Sztuka pożegnań – recenzja książki „Nasze podmorskie żony” Julii Armfield
Julia Armfield „Nasze podmorskie żony”, tłum. Agnieszka Walulik, Wydawnictwo Poznańskie
Ocena: 7 / 10
Nieprzenikniona ciemność oceanicznej toni i nieustannie napierające ciśnienie kilometrów wody, gotowe zmiażdżyć nieszczęśnika w ułamku sekundy. By odmalować proces żałoby, Julia Armfield całkiem dosłownie udaje się w otchłań – i udowadnia, że nawet tam, gdzie zgasła już wszelka nadzieja, można poszukać odrobiny światła. Jeżeli tylko potrafimy zmierzyć się z samymi sobą.
Choć właściwie już od momentu, gdy się poznały, Miri i Leah stanowiły rozumiejący się bez słów nierozłączny tandem, ich związek przechodzi właśnie niezwykle ciężką próbę. Oto bowiem po zakończonej nieomal katastrofą misji badawczej sięgającej oceanicznego dna i miesiącach spędzonych w klaustrofobicznym wnętrzu łodzi podwodnej Leah wreszcie wraca do domu. Radość Miri z ponownego spotkania z ukochaną szybko zostaje jednak przyćmiona, gdy z rosnącym niepokojem dostrzega u partnerki coraz to wyraźniejsze zmiany. Leah błądzi nieobecnym wzrokiem po otoczeniu, które powinna doskonale znać, spędza całe godziny w wypełnionej wodą wannie i zaczyna przechodzić fizyczną transformację. Miri bezskutecznie poszukuje pomocy i wyjaśnienia tego, z czym zmuszona jest się mierzyć.

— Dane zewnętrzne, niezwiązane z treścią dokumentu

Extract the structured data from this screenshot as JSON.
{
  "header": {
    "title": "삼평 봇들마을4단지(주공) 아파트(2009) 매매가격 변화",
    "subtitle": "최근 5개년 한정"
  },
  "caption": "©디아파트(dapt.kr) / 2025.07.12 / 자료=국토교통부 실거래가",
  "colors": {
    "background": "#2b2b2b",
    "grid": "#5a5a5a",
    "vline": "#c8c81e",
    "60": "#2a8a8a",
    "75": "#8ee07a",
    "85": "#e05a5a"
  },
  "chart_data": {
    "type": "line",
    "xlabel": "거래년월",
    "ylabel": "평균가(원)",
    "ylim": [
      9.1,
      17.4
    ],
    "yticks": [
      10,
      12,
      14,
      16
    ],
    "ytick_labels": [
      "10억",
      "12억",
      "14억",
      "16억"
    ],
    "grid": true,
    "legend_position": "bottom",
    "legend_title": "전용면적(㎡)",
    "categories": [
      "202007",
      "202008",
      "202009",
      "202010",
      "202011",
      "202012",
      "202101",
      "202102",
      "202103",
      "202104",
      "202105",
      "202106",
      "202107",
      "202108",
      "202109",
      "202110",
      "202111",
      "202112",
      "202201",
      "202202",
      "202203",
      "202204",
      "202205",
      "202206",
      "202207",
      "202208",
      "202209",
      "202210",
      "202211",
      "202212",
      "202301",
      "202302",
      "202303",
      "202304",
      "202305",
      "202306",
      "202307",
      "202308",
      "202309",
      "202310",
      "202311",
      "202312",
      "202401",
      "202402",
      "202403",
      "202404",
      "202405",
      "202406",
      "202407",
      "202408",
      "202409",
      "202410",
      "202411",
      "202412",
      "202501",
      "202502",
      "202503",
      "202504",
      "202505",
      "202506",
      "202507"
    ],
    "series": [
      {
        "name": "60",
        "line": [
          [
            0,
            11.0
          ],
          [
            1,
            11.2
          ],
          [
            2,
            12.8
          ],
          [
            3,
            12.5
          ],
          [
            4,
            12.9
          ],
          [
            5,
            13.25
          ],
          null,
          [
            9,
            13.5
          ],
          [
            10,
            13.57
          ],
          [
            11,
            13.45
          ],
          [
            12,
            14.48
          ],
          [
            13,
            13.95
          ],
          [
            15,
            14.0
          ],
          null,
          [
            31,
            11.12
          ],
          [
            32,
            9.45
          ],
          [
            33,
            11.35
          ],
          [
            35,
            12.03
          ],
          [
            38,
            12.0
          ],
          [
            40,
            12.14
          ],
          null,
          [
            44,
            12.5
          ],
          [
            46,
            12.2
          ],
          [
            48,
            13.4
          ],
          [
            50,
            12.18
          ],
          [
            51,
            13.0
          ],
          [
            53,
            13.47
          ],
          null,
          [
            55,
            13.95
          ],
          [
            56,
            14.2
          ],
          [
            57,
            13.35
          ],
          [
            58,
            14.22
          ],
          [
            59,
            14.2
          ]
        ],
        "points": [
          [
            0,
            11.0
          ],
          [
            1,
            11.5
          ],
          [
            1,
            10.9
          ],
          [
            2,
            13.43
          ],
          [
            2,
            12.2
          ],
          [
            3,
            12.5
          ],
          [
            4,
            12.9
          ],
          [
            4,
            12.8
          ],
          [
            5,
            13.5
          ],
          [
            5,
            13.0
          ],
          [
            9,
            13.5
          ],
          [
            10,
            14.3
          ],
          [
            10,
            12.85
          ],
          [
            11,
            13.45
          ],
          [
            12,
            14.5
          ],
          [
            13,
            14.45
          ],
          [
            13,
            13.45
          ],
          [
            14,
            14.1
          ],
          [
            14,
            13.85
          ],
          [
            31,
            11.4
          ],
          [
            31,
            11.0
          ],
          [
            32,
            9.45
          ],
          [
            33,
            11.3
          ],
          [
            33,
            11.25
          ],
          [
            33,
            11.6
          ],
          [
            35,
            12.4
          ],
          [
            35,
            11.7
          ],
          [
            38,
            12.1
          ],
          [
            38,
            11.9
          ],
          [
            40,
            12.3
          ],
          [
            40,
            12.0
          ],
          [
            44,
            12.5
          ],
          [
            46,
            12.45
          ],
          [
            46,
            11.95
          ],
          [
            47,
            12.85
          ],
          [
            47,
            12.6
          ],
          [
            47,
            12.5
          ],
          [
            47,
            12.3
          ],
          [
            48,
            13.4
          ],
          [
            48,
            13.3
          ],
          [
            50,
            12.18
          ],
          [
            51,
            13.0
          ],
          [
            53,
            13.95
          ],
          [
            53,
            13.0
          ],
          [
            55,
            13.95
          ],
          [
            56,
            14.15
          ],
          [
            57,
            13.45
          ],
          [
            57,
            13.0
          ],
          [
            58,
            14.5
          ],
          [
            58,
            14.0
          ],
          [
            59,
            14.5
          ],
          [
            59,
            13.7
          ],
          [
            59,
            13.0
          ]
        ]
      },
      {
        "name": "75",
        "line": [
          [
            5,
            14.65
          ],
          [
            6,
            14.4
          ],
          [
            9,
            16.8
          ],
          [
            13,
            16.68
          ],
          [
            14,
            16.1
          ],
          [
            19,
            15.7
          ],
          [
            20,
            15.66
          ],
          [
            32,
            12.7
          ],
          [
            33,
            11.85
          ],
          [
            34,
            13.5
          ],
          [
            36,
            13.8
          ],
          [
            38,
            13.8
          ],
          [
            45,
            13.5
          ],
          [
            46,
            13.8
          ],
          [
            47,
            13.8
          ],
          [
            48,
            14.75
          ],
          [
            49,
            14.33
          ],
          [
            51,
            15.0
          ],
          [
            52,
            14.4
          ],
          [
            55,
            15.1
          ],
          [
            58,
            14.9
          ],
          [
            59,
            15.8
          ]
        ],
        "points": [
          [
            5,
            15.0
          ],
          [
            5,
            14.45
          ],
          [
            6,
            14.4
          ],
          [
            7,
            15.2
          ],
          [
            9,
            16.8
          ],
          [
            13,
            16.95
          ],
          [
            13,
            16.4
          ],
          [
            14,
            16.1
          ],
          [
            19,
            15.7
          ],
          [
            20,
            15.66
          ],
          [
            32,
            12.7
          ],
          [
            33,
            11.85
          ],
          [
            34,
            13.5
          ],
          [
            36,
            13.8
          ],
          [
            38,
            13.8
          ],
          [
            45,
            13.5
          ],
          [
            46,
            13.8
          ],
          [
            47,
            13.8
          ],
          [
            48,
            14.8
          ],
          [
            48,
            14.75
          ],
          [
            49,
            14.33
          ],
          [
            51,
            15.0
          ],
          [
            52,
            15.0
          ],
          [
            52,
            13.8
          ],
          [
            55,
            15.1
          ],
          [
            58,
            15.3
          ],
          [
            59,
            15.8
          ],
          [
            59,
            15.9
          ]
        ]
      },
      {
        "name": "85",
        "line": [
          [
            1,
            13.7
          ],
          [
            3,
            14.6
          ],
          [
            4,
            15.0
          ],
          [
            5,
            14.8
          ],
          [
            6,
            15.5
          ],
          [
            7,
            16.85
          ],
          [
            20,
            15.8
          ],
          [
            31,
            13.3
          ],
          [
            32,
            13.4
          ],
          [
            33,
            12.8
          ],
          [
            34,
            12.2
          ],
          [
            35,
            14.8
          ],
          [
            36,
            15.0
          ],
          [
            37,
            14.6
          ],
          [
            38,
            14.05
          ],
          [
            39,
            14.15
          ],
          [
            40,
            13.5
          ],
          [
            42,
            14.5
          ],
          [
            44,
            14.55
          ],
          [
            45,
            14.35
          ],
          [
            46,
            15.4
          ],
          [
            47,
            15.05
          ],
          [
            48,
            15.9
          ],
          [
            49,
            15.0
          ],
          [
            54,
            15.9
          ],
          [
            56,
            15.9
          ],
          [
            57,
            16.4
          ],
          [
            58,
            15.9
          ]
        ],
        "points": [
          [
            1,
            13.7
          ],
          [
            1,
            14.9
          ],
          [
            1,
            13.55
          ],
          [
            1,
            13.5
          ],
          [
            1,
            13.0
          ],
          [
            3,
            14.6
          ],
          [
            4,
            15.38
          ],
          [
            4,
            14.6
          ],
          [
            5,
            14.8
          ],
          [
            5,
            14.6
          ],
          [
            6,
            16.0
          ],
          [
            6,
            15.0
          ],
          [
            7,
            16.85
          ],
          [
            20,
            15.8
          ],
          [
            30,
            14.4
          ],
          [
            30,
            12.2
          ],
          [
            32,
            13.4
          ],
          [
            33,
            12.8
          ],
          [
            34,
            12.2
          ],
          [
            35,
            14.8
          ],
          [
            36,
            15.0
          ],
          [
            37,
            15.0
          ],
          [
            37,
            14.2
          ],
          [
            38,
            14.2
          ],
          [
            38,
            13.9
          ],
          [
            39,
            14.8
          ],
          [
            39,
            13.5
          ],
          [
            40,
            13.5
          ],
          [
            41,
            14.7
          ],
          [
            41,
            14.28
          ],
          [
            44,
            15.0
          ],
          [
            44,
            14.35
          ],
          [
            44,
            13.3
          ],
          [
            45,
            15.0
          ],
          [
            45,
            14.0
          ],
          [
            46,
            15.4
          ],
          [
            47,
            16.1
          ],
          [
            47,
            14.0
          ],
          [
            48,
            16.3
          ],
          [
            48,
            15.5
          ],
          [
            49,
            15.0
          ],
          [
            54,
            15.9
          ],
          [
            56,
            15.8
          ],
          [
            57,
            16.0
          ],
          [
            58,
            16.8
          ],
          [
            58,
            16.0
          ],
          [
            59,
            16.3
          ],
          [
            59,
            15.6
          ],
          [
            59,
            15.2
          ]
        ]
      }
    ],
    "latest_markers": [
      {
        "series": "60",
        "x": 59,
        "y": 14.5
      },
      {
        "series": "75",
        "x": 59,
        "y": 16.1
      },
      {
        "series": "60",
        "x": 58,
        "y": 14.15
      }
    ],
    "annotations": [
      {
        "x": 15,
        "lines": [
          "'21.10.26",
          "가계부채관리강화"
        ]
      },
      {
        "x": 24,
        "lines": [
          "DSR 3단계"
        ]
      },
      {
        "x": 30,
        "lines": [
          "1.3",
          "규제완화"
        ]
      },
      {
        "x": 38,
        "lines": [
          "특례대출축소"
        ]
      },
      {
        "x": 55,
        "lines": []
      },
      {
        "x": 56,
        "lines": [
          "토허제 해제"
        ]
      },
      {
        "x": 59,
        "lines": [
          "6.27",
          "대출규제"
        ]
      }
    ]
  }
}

W „Naszych podmorskich żonach” Julia Armfield decyduje się na złożenie fabuły z dwóch uzupełniających perspektyw i to właśnie tę należącą do Miri czyni dominującą. Niepewność co do tego, w jakim położeniu się znalazła, coraz to bardziej przerażające symptomy nieodwracalnych zmian u partnerki i świadomość, że z tym wszystkim przyjdzie zmierzyć się w samotności, powoduje, że kobieta ucieka w gąszcz wspomnień dotyczących ich relacji. Historię uzupełniają wspomnienia Leah z wyprawy, która doprowadziła do obecnego stanu rzeczy – to z nich dowiadujemy się, co tak naprawdę wydarzyło się na dnie oceanu.
O ile już same wątki transformacji i podmorskiej wyprawy przesiąknięte są tajemnicą i niepokojem na tyle, by mogły stanowić fundament fabuły, to jednak nie one stanowią główny przedmiot zainteresowania brytyjskiej pisarki. Julia Armfield podporządkowuje bowiem historię wnikliwemu spojrzeniu na związek bohaterek. Retrospekcja za retrospekcją z pietyzmem szkicuje ich relację – cielesność miesza się tu z traumami z przeszłości, a wzajemne zrozumienie wymaga lat pracy i stawiania partnera ponad sobą. Dopiero na tle tak zbudowanej warstwy emocjonalnej autorka umieszcza najważniejszy z elementów – opowieść o konieczności pogodzenia się ze stratą, nieprzepracowanej żałobie i wreszcie wymagającym największego poświęcenia pozwoleniu drugiej osobie na to, by odeszła.
Metaforyczna wymowa historii splata się z onirycznym nastrojem, a szczypta lovecraftowskiej grozy i body horroru funkcjonuje na równi z obyczajowym dramatem. Wszystko to zaś przyobleczone jest w niezwykle kunsztowny język. Armfield potrafi oddać wrażenia zmysłowe w tak przekonujący sposób, że zatapiając się w lekturze, nietrudno o znalezienie się w przesiąkniętej ciemnością, pełnej osobliwych dźwięków łodzi podwodnej, a chwilę później poczuć morską bryzę na twarzy. Przy takim bogactwie wrażeń nieśpieszna narracja jedynie podkreśla charakter powieści.
„Nasze podmorskie żony” to książka nietuzinkowa, która ma szansę znaleźć odbiorców gotowych zmierzyć się z historiami z pogranicza gatunków. A że Julia Armfield zdecydowanie ma coś do powiedzenia i dokładnie wie, jak chce to zrobić, to jej powieść można określić mianem udanej wyprawy w mrok.